US President Donald Trump told leaders across the Muslim world that signing the Abraham Accords should be a condition of any peace settlement with Iran, and that Saudi Arabia and Qatar should sign on immediately. If the pitch lands, it would be the most sweeping realignment the framework has seen since its 2020 launch.
Trump made the case during a conference call with Saudi Crown Prince Mohammed bin Salman, UAE President Mohammed bin Zayed Al Nahyan, Qatar’s Emir Tamim bin Hamad Al Thani, Pakistan Army chief Field Marshal Asim Munir, Turkish President Recep Tayyip Erdogan, Egyptian President Abdel Fattah el-Sisi, Jordan’s King Abdullah II, and Bahrain’s King Hamad bin Isa Al Khalifa. He described Iran nuclear negotiations as “proceeding nicely,” then warned that a collapse in talks could send the region back to the “battlefront and shooting, but bigger and stronger than ever before.”
U.S. President Donald J. Trump posted a lengthy statement on his Truth Social app earlier on the ongoing negotiations. This most recent statement was centered around President Trump’s proposition to Arab leaders on the Abraham Accords. Per the president’s statement, negotiations… pic.twitter.com/Cj4nKWv8vE
— OSINTdefender (@sentdefender) May 25, 2026
The economic argument came next. Trump framed the Accords not as a political concession but as a financial windfall, arguing the agreement had delivered a “Financial, Economic, and Social BOOM” for the UAE, Bahrain, Morocco, Sudan, and Kazakhstan — the five countries that normalised ties with Israel when the original pact was signed. Countries involved in any future Iran peace settlement, he said, “should be mandatory” signatories to the framework.
Trump then floated the prospect of Iran itself eventually entering the Accords, saying the leaders on the call “would be honoured, as soon as our Document is signed, to have the Islamic Republic of Iran as part of the Abraham Accords.” That Tehran, a long-running adversary of Israel, might one day join a normalisation framework built around ties with the Jewish state was the most striking claim of the call.

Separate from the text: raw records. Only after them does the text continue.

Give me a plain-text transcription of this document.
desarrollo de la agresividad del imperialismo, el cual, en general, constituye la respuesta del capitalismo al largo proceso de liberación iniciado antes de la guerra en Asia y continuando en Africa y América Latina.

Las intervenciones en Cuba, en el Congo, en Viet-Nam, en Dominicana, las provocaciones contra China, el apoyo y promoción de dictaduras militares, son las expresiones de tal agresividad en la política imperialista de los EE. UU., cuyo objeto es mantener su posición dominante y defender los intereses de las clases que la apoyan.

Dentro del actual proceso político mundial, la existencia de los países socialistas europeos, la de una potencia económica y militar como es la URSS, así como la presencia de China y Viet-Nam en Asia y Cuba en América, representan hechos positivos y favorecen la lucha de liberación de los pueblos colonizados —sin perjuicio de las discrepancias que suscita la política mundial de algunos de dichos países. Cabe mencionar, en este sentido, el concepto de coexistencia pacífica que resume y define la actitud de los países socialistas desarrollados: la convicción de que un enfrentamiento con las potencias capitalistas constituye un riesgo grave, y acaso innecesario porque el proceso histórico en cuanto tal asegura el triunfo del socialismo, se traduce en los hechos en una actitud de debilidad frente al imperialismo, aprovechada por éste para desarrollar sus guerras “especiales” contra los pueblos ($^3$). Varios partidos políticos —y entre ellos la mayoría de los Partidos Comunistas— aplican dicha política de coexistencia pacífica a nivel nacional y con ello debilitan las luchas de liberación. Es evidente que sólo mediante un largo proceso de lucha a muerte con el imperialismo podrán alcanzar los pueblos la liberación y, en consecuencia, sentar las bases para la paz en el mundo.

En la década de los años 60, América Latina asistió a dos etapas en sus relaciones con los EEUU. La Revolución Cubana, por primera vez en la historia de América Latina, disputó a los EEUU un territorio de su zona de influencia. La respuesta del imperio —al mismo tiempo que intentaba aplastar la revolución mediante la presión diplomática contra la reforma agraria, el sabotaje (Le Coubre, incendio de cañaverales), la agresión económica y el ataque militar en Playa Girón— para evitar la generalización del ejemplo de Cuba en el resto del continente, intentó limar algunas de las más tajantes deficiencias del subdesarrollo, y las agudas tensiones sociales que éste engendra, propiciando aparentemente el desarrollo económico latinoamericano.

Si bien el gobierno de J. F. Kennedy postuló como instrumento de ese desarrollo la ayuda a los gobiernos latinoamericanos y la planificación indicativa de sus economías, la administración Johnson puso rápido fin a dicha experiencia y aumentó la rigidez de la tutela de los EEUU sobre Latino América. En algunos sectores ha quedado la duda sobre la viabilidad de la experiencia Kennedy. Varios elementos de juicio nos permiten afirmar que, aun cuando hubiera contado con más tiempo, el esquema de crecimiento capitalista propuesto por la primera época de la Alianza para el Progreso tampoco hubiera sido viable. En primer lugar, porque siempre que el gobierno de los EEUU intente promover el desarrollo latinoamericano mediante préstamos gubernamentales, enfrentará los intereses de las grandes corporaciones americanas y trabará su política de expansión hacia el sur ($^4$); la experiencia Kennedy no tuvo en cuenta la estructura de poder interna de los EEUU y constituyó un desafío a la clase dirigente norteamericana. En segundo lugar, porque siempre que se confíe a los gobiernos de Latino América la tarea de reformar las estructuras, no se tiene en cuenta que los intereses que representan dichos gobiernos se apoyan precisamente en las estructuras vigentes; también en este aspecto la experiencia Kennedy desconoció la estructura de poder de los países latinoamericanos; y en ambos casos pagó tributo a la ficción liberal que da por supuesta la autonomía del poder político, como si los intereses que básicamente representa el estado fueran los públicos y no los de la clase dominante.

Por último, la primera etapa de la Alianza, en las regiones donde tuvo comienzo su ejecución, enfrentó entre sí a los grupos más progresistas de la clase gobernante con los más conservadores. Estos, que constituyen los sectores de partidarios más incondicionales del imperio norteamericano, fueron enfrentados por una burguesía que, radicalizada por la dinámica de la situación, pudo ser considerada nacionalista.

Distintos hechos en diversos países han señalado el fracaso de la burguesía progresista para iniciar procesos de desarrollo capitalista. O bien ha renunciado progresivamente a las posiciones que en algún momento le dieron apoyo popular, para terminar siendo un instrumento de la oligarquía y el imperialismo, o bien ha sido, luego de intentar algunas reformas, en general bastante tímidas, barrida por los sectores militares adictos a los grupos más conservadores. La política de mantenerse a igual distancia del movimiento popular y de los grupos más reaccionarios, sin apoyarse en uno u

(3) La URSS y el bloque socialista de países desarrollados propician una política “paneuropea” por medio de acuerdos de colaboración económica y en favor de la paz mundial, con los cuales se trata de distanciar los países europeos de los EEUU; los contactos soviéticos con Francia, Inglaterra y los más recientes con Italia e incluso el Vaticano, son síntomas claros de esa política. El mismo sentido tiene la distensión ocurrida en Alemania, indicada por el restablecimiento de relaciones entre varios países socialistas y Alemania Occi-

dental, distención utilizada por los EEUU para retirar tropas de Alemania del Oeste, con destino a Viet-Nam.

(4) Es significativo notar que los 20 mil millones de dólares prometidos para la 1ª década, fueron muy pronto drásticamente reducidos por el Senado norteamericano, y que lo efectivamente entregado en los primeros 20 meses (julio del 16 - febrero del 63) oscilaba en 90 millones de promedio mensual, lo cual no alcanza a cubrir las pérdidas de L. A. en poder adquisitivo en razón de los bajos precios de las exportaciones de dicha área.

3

It was also the one that stopped several participants cold.
Saudi Arabia, Qatar, and Pakistan have each withheld formal recognition of Israel, citing the unresolved Palestinian issue, and the three governments were reportedly caught off guard by the proposal. Trump’s call for expansion to begin with “the immediate signing by Saudi Arabia and Qatar, and everybody else should follow suit” was met with silence from several leaders on the line. According to Axios, one US official noted that Trump joked and asked if they were still there.
The silence is a measure of the political distance still to be covered. Riyadh has long conditioned any normalisation with Israel on tangible progress toward Palestinian statehood, a bar that no phone call can lower on its own. The administration has already directed representatives to begin work on bringing additional countries into the Accords framework, suggesting the push is now being prosecuted at the leadership level.
Whether the leaders on that call treat Saturday’s pitch as a serious opening or a pressure tactic is another question entirely.